LSB, consumer panel and ombudsman defy order to close their websites


France: ombudsman must be seen to be independent of government

The battle over whether the Legal Services Board (LSB), its consumer panel and the Legal Ombudsman can retain their own websites continues, with the sites not closing at the end of last month as the Ministry of Justice (MoJ) had originally instructed.

As part of the Coalition’s bid to reduce the number of freestanding websites the government runs, several sites have now been merged into the MoJ’s relaunched website – such as the Criminal Cases Review Commission, the Law Commission, HM Courts & Tribunal Service and HM Prison Service.

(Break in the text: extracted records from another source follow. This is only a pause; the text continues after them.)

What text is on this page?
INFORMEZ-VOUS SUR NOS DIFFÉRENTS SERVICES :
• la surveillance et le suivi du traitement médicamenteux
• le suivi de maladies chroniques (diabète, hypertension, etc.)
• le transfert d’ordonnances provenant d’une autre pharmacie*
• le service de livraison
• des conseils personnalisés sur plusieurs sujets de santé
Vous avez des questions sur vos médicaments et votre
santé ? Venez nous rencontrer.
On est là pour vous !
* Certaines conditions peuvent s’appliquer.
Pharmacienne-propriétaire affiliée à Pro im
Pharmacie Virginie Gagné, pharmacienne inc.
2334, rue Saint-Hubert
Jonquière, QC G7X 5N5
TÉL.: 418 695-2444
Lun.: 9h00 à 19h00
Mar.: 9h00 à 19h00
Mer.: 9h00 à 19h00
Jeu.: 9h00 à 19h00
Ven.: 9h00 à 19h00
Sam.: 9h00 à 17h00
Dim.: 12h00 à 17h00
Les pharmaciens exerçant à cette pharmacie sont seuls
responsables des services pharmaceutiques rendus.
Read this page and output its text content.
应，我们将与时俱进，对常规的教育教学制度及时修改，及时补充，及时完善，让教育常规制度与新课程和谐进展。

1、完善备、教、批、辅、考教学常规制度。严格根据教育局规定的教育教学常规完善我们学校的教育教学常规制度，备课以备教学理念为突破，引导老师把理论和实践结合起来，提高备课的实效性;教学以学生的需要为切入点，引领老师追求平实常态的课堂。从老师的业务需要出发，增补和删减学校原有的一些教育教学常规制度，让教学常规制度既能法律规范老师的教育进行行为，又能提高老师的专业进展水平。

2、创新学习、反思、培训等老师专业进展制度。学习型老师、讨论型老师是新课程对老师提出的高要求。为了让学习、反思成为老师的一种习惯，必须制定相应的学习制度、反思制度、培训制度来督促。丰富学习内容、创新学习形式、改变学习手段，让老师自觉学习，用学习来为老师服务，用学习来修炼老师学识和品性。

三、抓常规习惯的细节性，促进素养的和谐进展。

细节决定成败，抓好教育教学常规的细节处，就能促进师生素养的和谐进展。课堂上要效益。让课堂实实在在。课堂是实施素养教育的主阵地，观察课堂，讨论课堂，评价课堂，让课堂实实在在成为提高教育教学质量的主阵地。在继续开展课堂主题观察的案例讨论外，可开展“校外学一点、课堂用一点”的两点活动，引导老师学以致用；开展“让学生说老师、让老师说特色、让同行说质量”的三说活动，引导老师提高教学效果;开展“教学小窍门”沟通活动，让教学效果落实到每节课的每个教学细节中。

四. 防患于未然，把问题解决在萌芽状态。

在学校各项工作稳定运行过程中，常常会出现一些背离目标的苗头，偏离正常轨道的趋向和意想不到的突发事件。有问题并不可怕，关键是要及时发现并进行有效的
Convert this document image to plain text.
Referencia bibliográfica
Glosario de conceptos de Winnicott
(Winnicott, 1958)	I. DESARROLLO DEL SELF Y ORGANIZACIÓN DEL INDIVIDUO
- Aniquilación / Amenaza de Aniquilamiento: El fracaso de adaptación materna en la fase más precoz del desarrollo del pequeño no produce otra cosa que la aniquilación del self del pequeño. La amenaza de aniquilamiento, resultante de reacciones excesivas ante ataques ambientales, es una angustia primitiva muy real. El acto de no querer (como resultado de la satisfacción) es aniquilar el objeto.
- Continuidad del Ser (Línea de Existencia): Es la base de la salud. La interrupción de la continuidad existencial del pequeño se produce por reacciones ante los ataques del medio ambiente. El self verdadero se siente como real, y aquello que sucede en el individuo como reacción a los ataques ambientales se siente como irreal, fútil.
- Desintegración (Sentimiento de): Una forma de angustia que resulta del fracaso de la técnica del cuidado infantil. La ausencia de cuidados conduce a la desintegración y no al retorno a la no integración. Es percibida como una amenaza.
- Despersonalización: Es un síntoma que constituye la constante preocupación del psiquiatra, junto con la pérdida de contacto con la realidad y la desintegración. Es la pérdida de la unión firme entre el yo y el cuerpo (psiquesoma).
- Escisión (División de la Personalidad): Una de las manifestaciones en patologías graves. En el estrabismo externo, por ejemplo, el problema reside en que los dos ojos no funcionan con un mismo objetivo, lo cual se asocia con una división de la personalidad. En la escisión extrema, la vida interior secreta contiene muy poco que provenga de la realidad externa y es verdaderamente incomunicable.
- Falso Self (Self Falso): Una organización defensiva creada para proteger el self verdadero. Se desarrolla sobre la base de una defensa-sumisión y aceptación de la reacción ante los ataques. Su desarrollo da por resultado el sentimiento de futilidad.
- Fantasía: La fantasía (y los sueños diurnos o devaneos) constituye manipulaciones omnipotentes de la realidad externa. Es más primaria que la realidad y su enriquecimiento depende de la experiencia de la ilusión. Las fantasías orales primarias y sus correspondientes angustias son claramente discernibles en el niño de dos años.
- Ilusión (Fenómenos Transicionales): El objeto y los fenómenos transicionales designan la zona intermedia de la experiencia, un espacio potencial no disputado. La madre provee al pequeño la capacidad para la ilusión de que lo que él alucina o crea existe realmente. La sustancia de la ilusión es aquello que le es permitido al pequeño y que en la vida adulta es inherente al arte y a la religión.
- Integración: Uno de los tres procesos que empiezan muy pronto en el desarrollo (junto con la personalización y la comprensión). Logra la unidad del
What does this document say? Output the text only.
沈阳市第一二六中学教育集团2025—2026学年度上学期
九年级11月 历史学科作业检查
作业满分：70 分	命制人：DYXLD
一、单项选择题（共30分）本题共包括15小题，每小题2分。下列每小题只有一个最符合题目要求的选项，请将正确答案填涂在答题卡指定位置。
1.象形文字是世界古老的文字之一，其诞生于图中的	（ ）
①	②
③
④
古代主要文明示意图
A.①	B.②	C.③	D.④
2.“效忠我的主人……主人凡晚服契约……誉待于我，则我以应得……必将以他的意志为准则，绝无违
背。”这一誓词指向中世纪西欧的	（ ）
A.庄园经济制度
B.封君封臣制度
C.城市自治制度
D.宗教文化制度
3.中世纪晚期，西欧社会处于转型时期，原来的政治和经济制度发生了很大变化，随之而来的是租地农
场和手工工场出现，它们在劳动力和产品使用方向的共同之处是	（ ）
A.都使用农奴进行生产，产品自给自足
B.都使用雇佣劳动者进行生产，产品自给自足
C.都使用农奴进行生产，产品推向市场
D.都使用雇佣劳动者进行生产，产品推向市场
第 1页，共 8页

The websites of the three legal sector bodies were meant to close on 31 March, but the trio are continuing to fight the decision. An MoJ spokesman would only say: “The Legal Services Board, Legal Services Consumer Panel and Legal Ombudsman are in discussions with the Ministry of Justice regarding where their website content will be located online.”

Papers that went to a meeting of the full LSB earlier this year say its legal analysis has been “unable to uncover a statutory locus for such an instruction [to close the sites] and we remain of the view that our sites should remain operational”. This legal question is believed to be unresolved.

Speaking to Legal Futures earlier this week, Elizabeth France, who chairs the board of the Office for Legal Complaints (the formal name for the Legal Ombudsman), said that while they were happy to have links to the MoJ’s site, “ombudsmen have to be, and be seen to be, independent of government”.

She added that the fact the ombudsman and its website is funded by the legal profession (like the other two bodies) also poses practical problems.

Last month Baroness Diane Hayter, who chairs the consumer panel, told the House of Lords that closing the websites was “a quite serious swipe” at the three bodies given the importance of their and the profession’s independence from government. She said she would rather the panel has no website at all than “being an arm of the government’s”.

Meanwhile, Ms France said that the Legal Ombudsman has received more than 38,000 “contacts” in its first six months, only 10% of which fell within its jurisdiction. The main reason complaints are not accepted is because clients have first to complain to their lawyer, who has eight weeks to resolve it. Yesterday was the six-month anniversary of the service.

Of those cases which have entered the system, over 60% have been resolved informally, with 7% so far making it to a formal ombudsman’s decision. As expected, conveyancing and family law are the main areas of practice about which people have complained.

She defended the delay in deciding whether to name those who are the subject of complaints, saying they had to collect the evidence first. “I’m pretty sure we’ll be naming some,” she said, “but what we don’t know is what the trigger point should be.”